In order to take my spiritual temperature, I have to ask myself some questions. Do I have a definite longing to be in God’s presence, or do I think of Him more as an inconvenience, Someone whose demands on my life are more an intrusion than anything else? Do I have a desire to pray, or will I make any excuse to keep from praying? Do I want to learn more and more about my faith, or do I find myself time and time again preferring to watch nonsense on the internet? Do I come to the Sacrament of Reconciliation regularly because I want to be made clean and start life over anew, or do I find myself dreading the experience of confession? Do I want to instill faith in young people, or am I indifferent about their religious instruction? Do I treat people as individuals made in the image of God, or do I use people as means to my own ends?
How, by the way, do I regard death? In his book Love Is Stronger than Death, Peter Kreeft argues that, as we grow closer to God, our perception of death undergoes a gradual change. First, Kreeft says, we regard death as an enemy, someone who will put an end to all our hopes and dreams. Then, if we grow closer to God, death becomes a stranger, someone with whom we could strike up a conversation but would rather not. If our relationship to God grows closer, death becomes for us a friend, someone with whom we are feeling more comfortable. If we persist in traveling on the path toward God, death is transformed into a mother, someone who will bring us new birth. Finally, if we are really intimate with God, death becomes a lover, someone who will bring us into intimate union with God. In short, do I regard death as a gateway into a better life, or do I think of death as an enemy?

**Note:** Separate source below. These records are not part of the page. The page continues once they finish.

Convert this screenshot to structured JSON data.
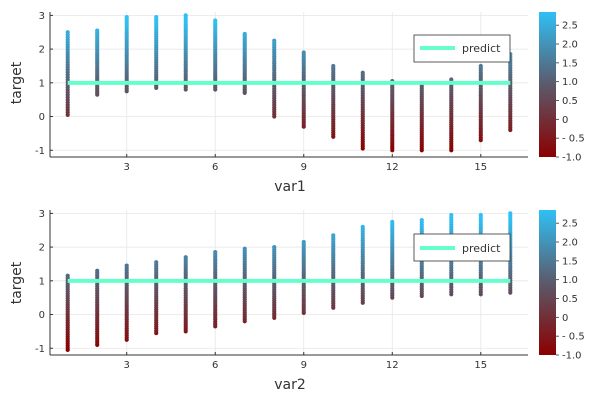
{
  "chart_data": [
    {
      "type": "scatter",
      "xlabel": "var1",
      "ylabel": "target",
      "xlim": [
        0.4,
        16.6
      ],
      "ylim": [
        -1.2,
        3.1
      ],
      "xticks": [
        3,
        6,
        9,
        12,
        15
      ],
      "yticks": [
        -1,
        0,
        1,
        2,
        3
      ],
      "grid": true,
      "legend": {
        "placement": "top-right",
        "entries": [
          "predict"
        ]
      },
      "predict_line": {
        "name": "predict",
        "y": 1.0,
        "x_range": [
          1,
          16
        ],
        "color": "#66ffcc"
      },
      "colorbar": {
        "min": -1.0,
        "max": 2.85,
        "ticks": [
          -1.0,
          -0.5,
          0.0,
          0.5,
          1.0,
          1.5,
          2.0,
          2.5
        ],
        "tick_labels": [
          "-1.0",
          "- 0.5",
          "0",
          "0.5",
          "1.0",
          "1.5",
          "2.0",
          "2.5"
        ]
      },
      "point_columns": [
        {
          "x": 1,
          "y_min": 0.05,
          "y_max": 2.5
        },
        {
          "x": 2,
          "y_min": 0.65,
          "y_max": 2.55
        },
        {
          "x": 3,
          "y_min": 0.75,
          "y_max": 2.95
        },
        {
          "x": 4,
          "y_min": 0.85,
          "y_max": 2.95
        },
        {
          "x": 5,
          "y_min": 0.8,
          "y_max": 3.0
        },
        {
          "x": 6,
          "y_min": 0.8,
          "y_max": 2.85
        },
        {
          "x": 7,
          "y_min": 0.7,
          "y_max": 2.45
        },
        {
          "x": 8,
          "y_min": 0.0,
          "y_max": 2.25
        },
        {
          "x": 9,
          "y_min": -0.3,
          "y_max": 1.9
        },
        {
          "x": 10,
          "y_min": -0.6,
          "y_max": 1.5
        },
        {
          "x": 11,
          "y_min": -0.95,
          "y_max": 1.3
        },
        {
          "x": 12,
          "y_min": -1.0,
          "y_max": 1.05
        },
        {
          "x": 13,
          "y_min": -1.0,
          "y_max": 0.95
        },
        {
          "x": 14,
          "y_min": -1.0,
          "y_max": 1.1
        },
        {
          "x": 15,
          "y_min": -0.7,
          "y_max": 1.5
        },
        {
          "x": 16,
          "y_min": -0.4,
          "y_max": 1.85
        }
      ]
    },
    {
      "type": "scatter",
      "xlabel": "var2",
      "ylabel": "target",
      "xlim": [
        0.4,
        16.6
      ],
      "ylim": [
        -1.2,
        3.1
      ],
      "xticks": [
        3,
        6,
        9,
        12,
        15
      ],
      "yticks": [
        -1,
        0,
        1,
        2,
        3
      ],
      "grid": true,
      "legend": {
        "placement": "top-right",
        "entries": [
          "predict"
        ]
      },
      "predict_line": {
        "name": "predict",
        "y": 1.0,
        "x_range": [
          1,
          16
        ],
        "color": "#66ffcc"
      },
      "colorbar": {
        "min": -1.0,
        "max": 2.85,
        "ticks": [
          -1.0,
          -0.5,
          0.0,
          0.5,
          1.0,
          1.5,
          2.0,
          2.5
        ],
        "tick_labels": [
          "-1.0",
          "- 0.5",
          "0",
          "0.5",
          "1.0",
          "1.5",
          "2.0",
          "2.5"
        ]
      },
      "point_columns": [
        {
          "x": 1,
          "y_min": -1.05,
          "y_max": 1.15
        },
        {
          "x": 2,
          "y_min": -0.9,
          "y_max": 1.3
        },
        {
          "x": 3,
          "y_min": -0.75,
          "y_max": 1.45
        },
        {
          "x": 4,
          "y_min": -0.55,
          "y_max": 1.55
        },
        {
          "x": 5,
          "y_min": -0.5,
          "y_max": 1.7
        },
        {
          "x": 6,
          "y_min": -0.35,
          "y_max": 1.85
        },
        {
          "x": 7,
          "y_min": -0.2,
          "y_max": 1.95
        },
        {
          "x": 8,
          "y_min": -0.1,
          "y_max": 2.0
        },
        {
          "x": 9,
          "y_min": 0.05,
          "y_max": 2.15
        },
        {
          "x": 10,
          "y_min": 0.2,
          "y_max": 2.35
        },
        {
          "x": 11,
          "y_min": 0.35,
          "y_max": 2.6
        },
        {
          "x": 12,
          "y_min": 0.5,
          "y_max": 2.75
        },
        {
          "x": 13,
          "y_min": 0.55,
          "y_max": 2.8
        },
        {
          "x": 14,
          "y_min": 0.6,
          "y_max": 2.95
        },
        {
          "x": 15,
          "y_min": 0.6,
          "y_max": 2.95
        },
        {
          "x": 16,
          "y_min": 0.65,
          "y_max": 3.0
        }
      ]
    }
  ],
  "colors": {
    "colormap": [
      "#8b0000",
      "#5b5a6b",
      "#2fc0f5"
    ],
    "predict_line": "#66ffcc",
    "grid": "#e6e6e6",
    "axis": "#333333"
  }
}
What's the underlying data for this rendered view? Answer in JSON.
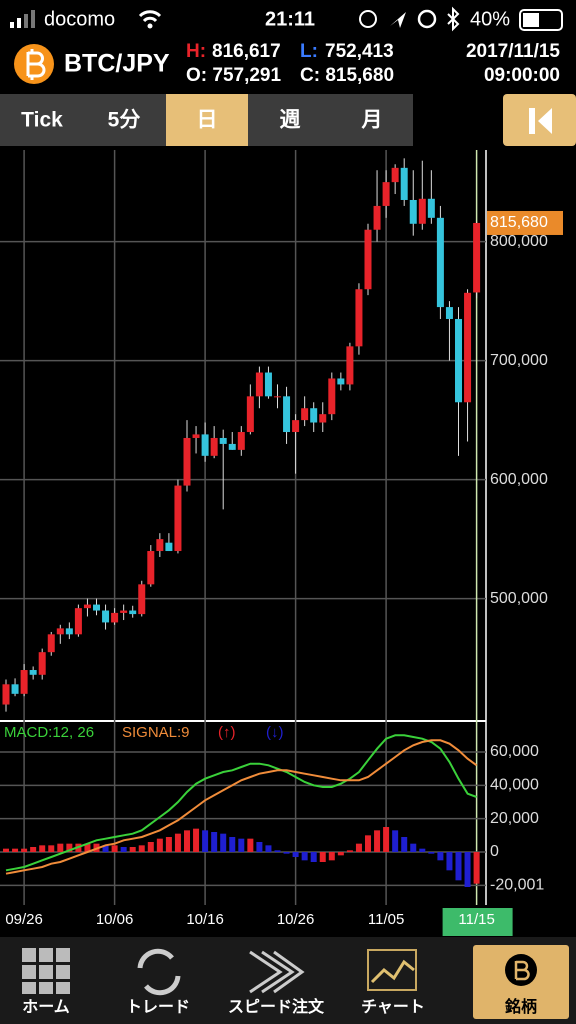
{
  "status_bar": {
    "carrier": "docomo",
    "time": "21:11",
    "battery": "40%"
  },
  "header": {
    "symbol": "BTC/JPY",
    "high_key": "H:",
    "high": "816,617",
    "low_key": "L:",
    "low": "752,413",
    "open": "O: 757,291",
    "close": "C: 815,680",
    "date": "2017/11/15",
    "time": "09:00:00"
  },
  "tabs": [
    "Tick",
    "5分",
    "日",
    "週",
    "月"
  ],
  "nav": [
    "ホーム",
    "トレード",
    "スピード注文",
    "チャート",
    "銘柄"
  ],
  "chart_data": [
    {
      "type": "candlestick",
      "categories": [
        null,
        null,
        "09/26",
        null,
        null,
        null,
        null,
        null,
        null,
        null,
        null,
        null,
        "10/06",
        null,
        null,
        null,
        null,
        null,
        null,
        null,
        null,
        null,
        "10/16",
        null,
        null,
        null,
        null,
        null,
        null,
        null,
        null,
        null,
        "10/26",
        null,
        null,
        null,
        null,
        null,
        null,
        null,
        null,
        null,
        "11/05",
        null,
        null,
        null,
        null,
        null,
        null,
        null,
        null,
        null,
        "11/15"
      ],
      "open": [
        411000,
        428000,
        420000,
        440000,
        436000,
        455000,
        470000,
        475000,
        470000,
        492000,
        495000,
        490000,
        480000,
        488000,
        490000,
        487000,
        512000,
        540000,
        547000,
        540000,
        595000,
        635000,
        638000,
        620000,
        635000,
        630000,
        625000,
        640000,
        670000,
        690000,
        670000,
        670000,
        640000,
        650000,
        660000,
        648000,
        655000,
        685000,
        680000,
        712000,
        760000,
        810000,
        830000,
        850000,
        862000,
        835000,
        815000,
        836000,
        820000,
        745000,
        735000,
        665000,
        757291
      ],
      "high": [
        432000,
        433000,
        445000,
        443000,
        458000,
        472000,
        478000,
        480000,
        495000,
        500000,
        500000,
        495000,
        492000,
        495000,
        494000,
        515000,
        545000,
        555000,
        555000,
        600000,
        650000,
        645000,
        648000,
        645000,
        642000,
        640000,
        645000,
        680000,
        695000,
        695000,
        680000,
        678000,
        655000,
        670000,
        665000,
        665000,
        690000,
        690000,
        715000,
        765000,
        815000,
        860000,
        860000,
        865000,
        870000,
        860000,
        868000,
        860000,
        830000,
        750000,
        745000,
        760000,
        816617
      ],
      "low": [
        405000,
        418000,
        418000,
        432000,
        432000,
        452000,
        462000,
        466000,
        468000,
        485000,
        486000,
        474000,
        478000,
        482000,
        484000,
        485000,
        510000,
        535000,
        540000,
        538000,
        590000,
        622000,
        615000,
        618000,
        575000,
        625000,
        620000,
        638000,
        660000,
        668000,
        660000,
        630000,
        605000,
        645000,
        640000,
        640000,
        650000,
        675000,
        675000,
        705000,
        755000,
        800000,
        820000,
        840000,
        830000,
        805000,
        810000,
        815000,
        735000,
        700000,
        620000,
        632000,
        752413
      ],
      "close": [
        428000,
        420000,
        440000,
        436000,
        455000,
        470000,
        475000,
        470000,
        492000,
        495000,
        490000,
        480000,
        488000,
        490000,
        487000,
        512000,
        540000,
        550000,
        540000,
        595000,
        635000,
        638000,
        620000,
        635000,
        630000,
        625000,
        640000,
        670000,
        690000,
        670000,
        670000,
        640000,
        650000,
        660000,
        648000,
        655000,
        685000,
        680000,
        712000,
        760000,
        810000,
        830000,
        850000,
        862000,
        835000,
        815000,
        836000,
        820000,
        745000,
        735000,
        665000,
        757000,
        815680
      ],
      "up_color": "#e8232a",
      "down_color": "#35c4dd",
      "ylim": [
        398000,
        877000
      ],
      "yticks": [
        {
          "value": 500000,
          "label": "500,000"
        },
        {
          "value": 600000,
          "label": "600,000"
        },
        {
          "value": 700000,
          "label": "700,000"
        },
        {
          "value": 800000,
          "label": "800,000"
        }
      ],
      "last_label": "815,680",
      "grid": true
    },
    {
      "type": "macd",
      "series": [
        {
          "name": "MACD:12, 26",
          "color": "#3ad13a",
          "values": [
            -11000,
            -10000,
            -9000,
            -7000,
            -5000,
            -3000,
            -1000,
            1000,
            3000,
            5000,
            7000,
            8000,
            9000,
            10000,
            11000,
            13000,
            17000,
            21000,
            25000,
            30000,
            36000,
            41000,
            44000,
            46000,
            48000,
            49000,
            51000,
            53000,
            53000,
            52000,
            50000,
            48000,
            45000,
            42000,
            40000,
            39000,
            39000,
            41000,
            44000,
            48000,
            55000,
            62000,
            68000,
            70000,
            70000,
            69000,
            68000,
            66000,
            62000,
            54000,
            44000,
            35000,
            33000
          ]
        },
        {
          "name": "SIGNAL:9",
          "color": "#f08c3a",
          "values": [
            -13000,
            -12000,
            -11000,
            -10000,
            -9000,
            -7000,
            -6000,
            -4000,
            -2000,
            0,
            2000,
            4000,
            5000,
            7000,
            8000,
            9000,
            11000,
            13000,
            16000,
            19000,
            23000,
            27000,
            31000,
            34000,
            37000,
            40000,
            43000,
            45000,
            47000,
            48000,
            49000,
            49000,
            48000,
            47000,
            46000,
            45000,
            44000,
            43000,
            43000,
            43000,
            45000,
            49000,
            53000,
            57000,
            61000,
            64000,
            66000,
            67000,
            67000,
            65000,
            61000,
            56000,
            52000
          ]
        }
      ],
      "histogram": {
        "up_label": "(↑)",
        "down_label": "(↓)",
        "up_color": "#e8232a",
        "down_color": "#1f1fd0",
        "values": [
          2000,
          2000,
          2000,
          3000,
          4000,
          4000,
          5000,
          5000,
          5000,
          5000,
          5000,
          4000,
          4000,
          3000,
          3000,
          4000,
          6000,
          8000,
          9000,
          11000,
          13000,
          14000,
          13000,
          12000,
          11000,
          9000,
          8000,
          8000,
          6000,
          4000,
          1000,
          -1000,
          -3000,
          -5000,
          -6000,
          -6000,
          -5000,
          -2000,
          1000,
          5000,
          10000,
          13000,
          15000,
          13000,
          9000,
          5000,
          2000,
          -1000,
          -5000,
          -11000,
          -17000,
          -21000,
          -19000
        ]
      },
      "ylim": [
        -31800,
        78000
      ],
      "yticks": [
        {
          "value": -20001,
          "label": "-20,001"
        },
        0,
        {
          "value": 20000,
          "label": "20,000"
        },
        {
          "value": 40000,
          "label": "40,000"
        },
        {
          "value": 60000,
          "label": "60,000"
        }
      ],
      "grid": true
    }
  ]
}
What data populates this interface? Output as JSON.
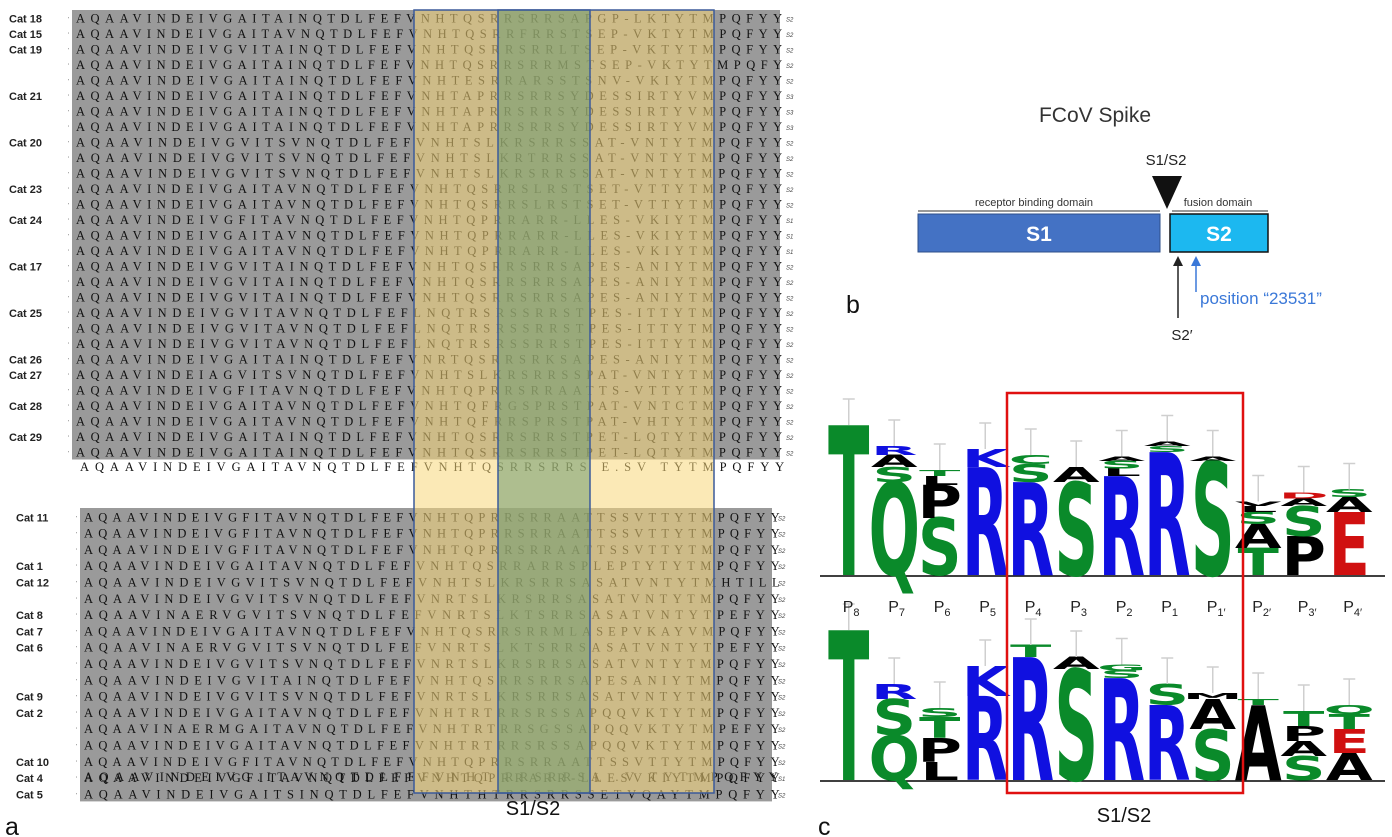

To use the analogy of Jesus, am I drawn to the light, or do I flee from it? Am I a celestial moth, or am I an infernal cockroach?
One of the greatest highs I have ever experienced in life is the feeling that comes with restored health after a long illness. Awareness is heightened. The world seems to sparkle, and there’s a certain joie de vivre, a joy in living. After weeks of eating bland food and having to struggle just to get the next mouthful down, dinner at the Marblehead Chowder House is pure ecstasy. If you want to know the truth, it’s just like that when we turn our back on the darkness and begin heading home toward the Light. Delicious!
[1] Genesis 3:8.
[2] John 3:19-21.
[3] Fecisti nos ad te et inquietum est cor nostrum, donec requiescat in te. “Thou madest us for Thyself, and our heart is restless, until it repose in Thee.” (See Confessions, Book I, Chapter 1.)